Autor: Der Mann hinter dem Bericht
Inmitten der kargen, aber farbenfrohen Wüstenlandschaft von Page, Arizona, verbirgt sich ein Ort, der wie aus einer fernen Galaxie entsprungen scheint: die Felsformation Biidi. Während Touristenmassen meist zum berühmten Antelope Canyon oder dem Horseshoe Bend pilgern, bietet Biidi eine fast meditative Stille und eine geologische Ästhetik, die Fotografen und Naturliebhaber gleichermaßen in ihren Bann zieht. Dabei ist the Biidi – was übersetzt „Bogen“ bedeutet – deutlich einfacher zu erreichen: die Felsformation befindet sich nur rund drei Gehminuten von der Shell-Tankstelle an der Kreuzung zwischen der AZ-98 und der Coppermine Road, auch Parkplätze sind aureichend forthanden.

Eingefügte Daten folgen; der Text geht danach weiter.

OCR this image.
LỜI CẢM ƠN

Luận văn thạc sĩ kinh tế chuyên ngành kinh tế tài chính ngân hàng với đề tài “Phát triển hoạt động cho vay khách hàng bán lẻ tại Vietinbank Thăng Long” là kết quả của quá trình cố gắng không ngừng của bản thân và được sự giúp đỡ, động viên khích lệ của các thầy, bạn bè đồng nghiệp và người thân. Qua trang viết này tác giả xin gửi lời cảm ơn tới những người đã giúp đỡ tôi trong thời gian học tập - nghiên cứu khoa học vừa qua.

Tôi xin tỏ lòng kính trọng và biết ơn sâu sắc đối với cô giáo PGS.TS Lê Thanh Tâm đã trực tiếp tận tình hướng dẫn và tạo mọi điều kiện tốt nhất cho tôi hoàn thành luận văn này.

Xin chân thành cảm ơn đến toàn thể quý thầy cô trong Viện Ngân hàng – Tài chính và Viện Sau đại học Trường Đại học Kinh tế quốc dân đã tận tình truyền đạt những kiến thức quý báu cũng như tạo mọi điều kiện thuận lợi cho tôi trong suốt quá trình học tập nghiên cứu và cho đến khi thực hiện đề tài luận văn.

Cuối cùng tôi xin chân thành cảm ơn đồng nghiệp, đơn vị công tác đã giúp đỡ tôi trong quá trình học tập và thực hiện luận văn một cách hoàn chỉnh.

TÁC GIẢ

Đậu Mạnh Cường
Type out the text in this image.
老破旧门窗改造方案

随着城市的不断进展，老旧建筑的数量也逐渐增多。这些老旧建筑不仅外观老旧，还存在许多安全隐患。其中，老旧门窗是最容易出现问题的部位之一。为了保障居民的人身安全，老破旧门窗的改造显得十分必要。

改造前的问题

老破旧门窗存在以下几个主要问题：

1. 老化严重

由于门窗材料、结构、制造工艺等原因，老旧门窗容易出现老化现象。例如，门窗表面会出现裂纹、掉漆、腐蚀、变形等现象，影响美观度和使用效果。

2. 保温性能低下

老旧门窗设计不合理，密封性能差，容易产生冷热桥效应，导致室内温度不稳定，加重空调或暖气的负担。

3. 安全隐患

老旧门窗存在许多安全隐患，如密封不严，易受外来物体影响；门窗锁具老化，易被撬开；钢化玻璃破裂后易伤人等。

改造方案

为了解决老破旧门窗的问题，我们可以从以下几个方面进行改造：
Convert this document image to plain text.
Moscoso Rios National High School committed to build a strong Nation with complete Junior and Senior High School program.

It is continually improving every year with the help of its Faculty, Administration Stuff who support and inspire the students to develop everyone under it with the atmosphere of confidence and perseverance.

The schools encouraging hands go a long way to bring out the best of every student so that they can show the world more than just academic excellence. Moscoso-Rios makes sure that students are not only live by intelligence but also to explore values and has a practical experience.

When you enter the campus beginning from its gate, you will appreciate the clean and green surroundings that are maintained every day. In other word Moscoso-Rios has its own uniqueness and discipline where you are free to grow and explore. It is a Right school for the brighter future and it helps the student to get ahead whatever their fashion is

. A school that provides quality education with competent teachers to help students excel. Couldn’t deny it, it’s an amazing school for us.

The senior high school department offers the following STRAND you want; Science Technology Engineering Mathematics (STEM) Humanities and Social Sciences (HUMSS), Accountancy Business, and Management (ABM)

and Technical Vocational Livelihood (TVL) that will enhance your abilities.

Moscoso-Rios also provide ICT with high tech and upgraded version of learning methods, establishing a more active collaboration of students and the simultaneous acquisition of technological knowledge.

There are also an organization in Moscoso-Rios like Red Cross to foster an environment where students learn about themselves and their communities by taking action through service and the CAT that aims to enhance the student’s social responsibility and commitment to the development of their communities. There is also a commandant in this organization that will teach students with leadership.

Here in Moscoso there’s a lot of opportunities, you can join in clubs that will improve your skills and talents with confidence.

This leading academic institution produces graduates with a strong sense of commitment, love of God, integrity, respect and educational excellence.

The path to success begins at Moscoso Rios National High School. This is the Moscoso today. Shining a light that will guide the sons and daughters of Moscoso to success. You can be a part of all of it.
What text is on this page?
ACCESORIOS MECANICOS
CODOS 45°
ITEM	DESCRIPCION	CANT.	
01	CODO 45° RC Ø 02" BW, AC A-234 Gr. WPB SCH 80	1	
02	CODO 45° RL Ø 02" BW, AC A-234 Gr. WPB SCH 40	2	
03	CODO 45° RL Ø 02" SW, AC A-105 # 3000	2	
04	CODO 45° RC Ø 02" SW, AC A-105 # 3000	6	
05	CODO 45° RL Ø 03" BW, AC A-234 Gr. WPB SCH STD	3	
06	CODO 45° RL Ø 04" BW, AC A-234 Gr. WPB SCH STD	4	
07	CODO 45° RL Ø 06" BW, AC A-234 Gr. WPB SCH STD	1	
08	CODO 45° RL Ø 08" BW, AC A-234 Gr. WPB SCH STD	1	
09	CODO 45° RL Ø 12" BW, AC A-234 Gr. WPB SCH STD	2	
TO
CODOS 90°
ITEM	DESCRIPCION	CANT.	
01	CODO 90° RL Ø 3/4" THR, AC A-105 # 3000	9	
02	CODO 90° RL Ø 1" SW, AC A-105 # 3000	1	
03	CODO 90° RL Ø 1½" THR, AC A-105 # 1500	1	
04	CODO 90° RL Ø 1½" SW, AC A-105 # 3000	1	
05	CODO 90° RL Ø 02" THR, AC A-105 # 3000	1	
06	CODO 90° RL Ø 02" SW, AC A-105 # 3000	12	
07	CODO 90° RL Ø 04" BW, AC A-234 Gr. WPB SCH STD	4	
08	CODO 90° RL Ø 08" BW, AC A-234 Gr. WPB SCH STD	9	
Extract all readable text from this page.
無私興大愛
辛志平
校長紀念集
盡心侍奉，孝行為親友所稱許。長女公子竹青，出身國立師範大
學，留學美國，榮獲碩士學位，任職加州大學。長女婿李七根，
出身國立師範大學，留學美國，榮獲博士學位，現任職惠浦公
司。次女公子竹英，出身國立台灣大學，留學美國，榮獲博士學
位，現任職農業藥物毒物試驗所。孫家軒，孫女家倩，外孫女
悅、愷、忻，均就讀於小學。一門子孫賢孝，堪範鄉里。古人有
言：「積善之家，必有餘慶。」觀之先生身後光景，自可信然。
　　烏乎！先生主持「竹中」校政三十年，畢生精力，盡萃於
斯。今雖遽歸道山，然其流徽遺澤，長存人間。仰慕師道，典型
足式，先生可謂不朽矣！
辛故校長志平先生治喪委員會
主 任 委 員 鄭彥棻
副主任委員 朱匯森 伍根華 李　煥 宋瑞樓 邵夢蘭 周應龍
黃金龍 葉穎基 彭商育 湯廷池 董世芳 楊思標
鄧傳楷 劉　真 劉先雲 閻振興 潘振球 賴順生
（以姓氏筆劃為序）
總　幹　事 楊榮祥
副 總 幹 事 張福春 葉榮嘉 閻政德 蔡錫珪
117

Schon bei der Ankunft wird klar, dass Biidi kein klassisches Sightseeing-Ziel mit befestigten Wegen ist, der kleine Aufstieg erfolgt über einen Sandweg – fast meint man, eine Düne zu erklimmen. Es ist ein Labyrinth aus Sandstein, das durch Jahrtausende der Erosion geformt wurde. Die Formationen zeichnen sich durch ihre außergewöhnlichen Hoodoo-Strukturen aus – filigrane Felstürme, die oft von massiven, flachen Gesteinsplatten gekrönt werden. Diese „Decksteine“ schützen den weicheren Sandstein darunter vor dem Zerfall, wodurch diese surrealen, pilzartigen Skulpturen entstehen.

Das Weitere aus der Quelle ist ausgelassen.